There are various criteria for distinguishing among different roles within an organization. Apart from the administrator role, the following types are common:

  • Roles related to applications or parts of infrastructure – for example, roles for owners of Red Hat Enterprise Linux as the operating system versus owners of application servers and database servers.
  • Roles related to a particular stage of the software life cycle – for example, roles divided among the development, testing, and production phases, where each phase has one or more owners.
  • Roles related to specific tasks – such as security manager or license manager.

When defining a custom role, consider the following recommendations:

  • Define the expected tasks and responsibilities – define the subset of the Satellite infrastructure that will be accessible to the role as well as actions permitted on this subset. Think of the responsibilities of the role and how it would differ from other roles.
  • Use predefined roles whenever possible – Satellite provides a number of sample roles that can be used alone or as part of a role combination. Copying and editing an existing role can be a good start for creating a custom role.
  • Consider all affected entities – for example, a content view promotion automatically creates new Puppet Environments for the particular life cycle environment and content view combination. Therefore, if a role is expected to promote content views, it also needs permissions to create and edit Puppet Environments.
  • Consider areas of interest – even though a role has a limited area of responsibility, there might be a wider area of interest.

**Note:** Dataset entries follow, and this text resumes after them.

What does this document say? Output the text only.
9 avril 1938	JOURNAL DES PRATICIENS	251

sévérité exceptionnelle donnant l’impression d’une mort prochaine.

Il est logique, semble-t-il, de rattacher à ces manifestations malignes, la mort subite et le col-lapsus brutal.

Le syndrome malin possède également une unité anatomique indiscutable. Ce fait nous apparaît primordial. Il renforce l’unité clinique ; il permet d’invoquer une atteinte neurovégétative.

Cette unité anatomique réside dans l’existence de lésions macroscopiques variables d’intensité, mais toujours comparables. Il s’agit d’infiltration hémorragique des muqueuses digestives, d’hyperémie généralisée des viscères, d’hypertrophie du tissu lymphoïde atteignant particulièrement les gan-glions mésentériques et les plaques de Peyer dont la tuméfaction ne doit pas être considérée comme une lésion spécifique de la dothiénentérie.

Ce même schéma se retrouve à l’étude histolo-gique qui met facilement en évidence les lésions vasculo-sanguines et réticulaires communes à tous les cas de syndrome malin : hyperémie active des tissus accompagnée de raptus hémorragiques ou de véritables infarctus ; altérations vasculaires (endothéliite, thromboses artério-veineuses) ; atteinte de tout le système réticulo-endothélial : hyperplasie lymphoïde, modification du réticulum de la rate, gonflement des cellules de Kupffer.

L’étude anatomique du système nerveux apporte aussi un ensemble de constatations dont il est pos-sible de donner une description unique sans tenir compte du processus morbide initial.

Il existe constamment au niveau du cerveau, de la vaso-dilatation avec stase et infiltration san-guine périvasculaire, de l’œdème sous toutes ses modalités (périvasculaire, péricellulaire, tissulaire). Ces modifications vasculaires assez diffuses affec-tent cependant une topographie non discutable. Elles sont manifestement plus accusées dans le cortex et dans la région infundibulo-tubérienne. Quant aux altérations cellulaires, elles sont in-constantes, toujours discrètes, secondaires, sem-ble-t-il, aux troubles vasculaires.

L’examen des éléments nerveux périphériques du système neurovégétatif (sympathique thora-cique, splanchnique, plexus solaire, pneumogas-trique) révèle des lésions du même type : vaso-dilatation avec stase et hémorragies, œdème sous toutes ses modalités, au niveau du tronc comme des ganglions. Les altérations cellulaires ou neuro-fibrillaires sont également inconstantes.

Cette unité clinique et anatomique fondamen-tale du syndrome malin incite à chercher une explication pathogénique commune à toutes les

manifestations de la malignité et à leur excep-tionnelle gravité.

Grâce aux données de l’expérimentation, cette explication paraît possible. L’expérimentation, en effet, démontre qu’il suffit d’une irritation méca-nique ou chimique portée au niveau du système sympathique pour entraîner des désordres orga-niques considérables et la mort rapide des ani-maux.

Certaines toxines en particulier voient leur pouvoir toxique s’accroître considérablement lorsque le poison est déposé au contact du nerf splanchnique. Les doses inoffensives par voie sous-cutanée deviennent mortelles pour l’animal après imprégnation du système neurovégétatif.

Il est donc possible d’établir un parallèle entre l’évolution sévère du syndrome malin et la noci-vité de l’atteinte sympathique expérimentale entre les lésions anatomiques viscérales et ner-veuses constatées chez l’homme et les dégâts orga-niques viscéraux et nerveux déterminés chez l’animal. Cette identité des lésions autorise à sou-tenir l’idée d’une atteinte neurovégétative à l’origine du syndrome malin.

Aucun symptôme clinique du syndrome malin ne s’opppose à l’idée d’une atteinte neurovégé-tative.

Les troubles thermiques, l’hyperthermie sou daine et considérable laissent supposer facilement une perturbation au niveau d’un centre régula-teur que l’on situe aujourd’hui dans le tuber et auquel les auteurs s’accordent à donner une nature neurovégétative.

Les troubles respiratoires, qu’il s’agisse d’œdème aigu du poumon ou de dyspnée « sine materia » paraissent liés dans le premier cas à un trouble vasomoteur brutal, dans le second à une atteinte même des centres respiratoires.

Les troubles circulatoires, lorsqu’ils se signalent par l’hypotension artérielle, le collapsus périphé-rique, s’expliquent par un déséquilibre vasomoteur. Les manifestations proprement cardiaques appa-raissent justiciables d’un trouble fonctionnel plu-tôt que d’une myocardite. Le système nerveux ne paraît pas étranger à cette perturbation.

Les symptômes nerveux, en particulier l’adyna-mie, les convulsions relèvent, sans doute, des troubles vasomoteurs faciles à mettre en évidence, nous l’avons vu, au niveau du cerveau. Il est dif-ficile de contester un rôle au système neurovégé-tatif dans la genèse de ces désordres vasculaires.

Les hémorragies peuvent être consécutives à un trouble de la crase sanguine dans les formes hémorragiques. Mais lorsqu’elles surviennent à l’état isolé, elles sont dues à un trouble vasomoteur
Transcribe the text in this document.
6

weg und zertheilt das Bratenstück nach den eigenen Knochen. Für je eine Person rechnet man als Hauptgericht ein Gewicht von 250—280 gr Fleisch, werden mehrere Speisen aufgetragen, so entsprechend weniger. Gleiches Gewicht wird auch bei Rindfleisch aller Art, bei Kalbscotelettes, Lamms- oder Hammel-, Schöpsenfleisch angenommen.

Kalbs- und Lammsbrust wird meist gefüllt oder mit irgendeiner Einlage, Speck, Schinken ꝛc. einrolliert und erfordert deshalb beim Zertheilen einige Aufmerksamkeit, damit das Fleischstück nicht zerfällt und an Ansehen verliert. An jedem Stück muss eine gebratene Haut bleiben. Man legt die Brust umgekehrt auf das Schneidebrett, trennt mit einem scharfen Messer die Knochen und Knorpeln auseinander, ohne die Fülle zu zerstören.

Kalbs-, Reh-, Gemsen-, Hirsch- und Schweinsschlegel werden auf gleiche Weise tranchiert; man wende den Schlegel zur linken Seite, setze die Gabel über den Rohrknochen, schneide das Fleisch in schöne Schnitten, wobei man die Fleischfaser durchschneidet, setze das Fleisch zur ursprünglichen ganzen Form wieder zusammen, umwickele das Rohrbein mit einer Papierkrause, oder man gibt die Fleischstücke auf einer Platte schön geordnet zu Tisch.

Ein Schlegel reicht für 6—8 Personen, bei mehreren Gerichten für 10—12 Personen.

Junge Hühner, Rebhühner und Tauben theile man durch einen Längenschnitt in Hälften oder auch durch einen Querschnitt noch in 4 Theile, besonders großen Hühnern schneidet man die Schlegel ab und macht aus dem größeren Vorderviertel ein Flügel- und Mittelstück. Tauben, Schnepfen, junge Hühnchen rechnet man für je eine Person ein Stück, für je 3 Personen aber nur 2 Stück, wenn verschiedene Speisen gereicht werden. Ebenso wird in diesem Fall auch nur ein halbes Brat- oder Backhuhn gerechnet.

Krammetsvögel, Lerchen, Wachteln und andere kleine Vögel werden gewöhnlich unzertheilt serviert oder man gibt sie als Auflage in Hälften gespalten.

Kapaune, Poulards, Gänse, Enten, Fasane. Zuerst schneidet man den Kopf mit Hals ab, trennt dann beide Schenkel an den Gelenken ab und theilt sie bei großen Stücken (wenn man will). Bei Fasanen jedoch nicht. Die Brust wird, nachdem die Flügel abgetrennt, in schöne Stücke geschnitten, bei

Therefore, you can grant the role a read only access to parts of Satellite infrastructure that influence its area of responsibility. This allows users to get earlier access to information about potential upcoming changes.
  • Add permissions step by step – test your custom role to make sure it works as intended. A good approach in case of problems is to start with a limited set of permissions, add permissions step by step, and test continuously.

For instructions on defining roles and assigning them to users, see Managing Users and Roles in the Administering Red Hat Satellite guide. The same guide contains information on configuring external authentication sources.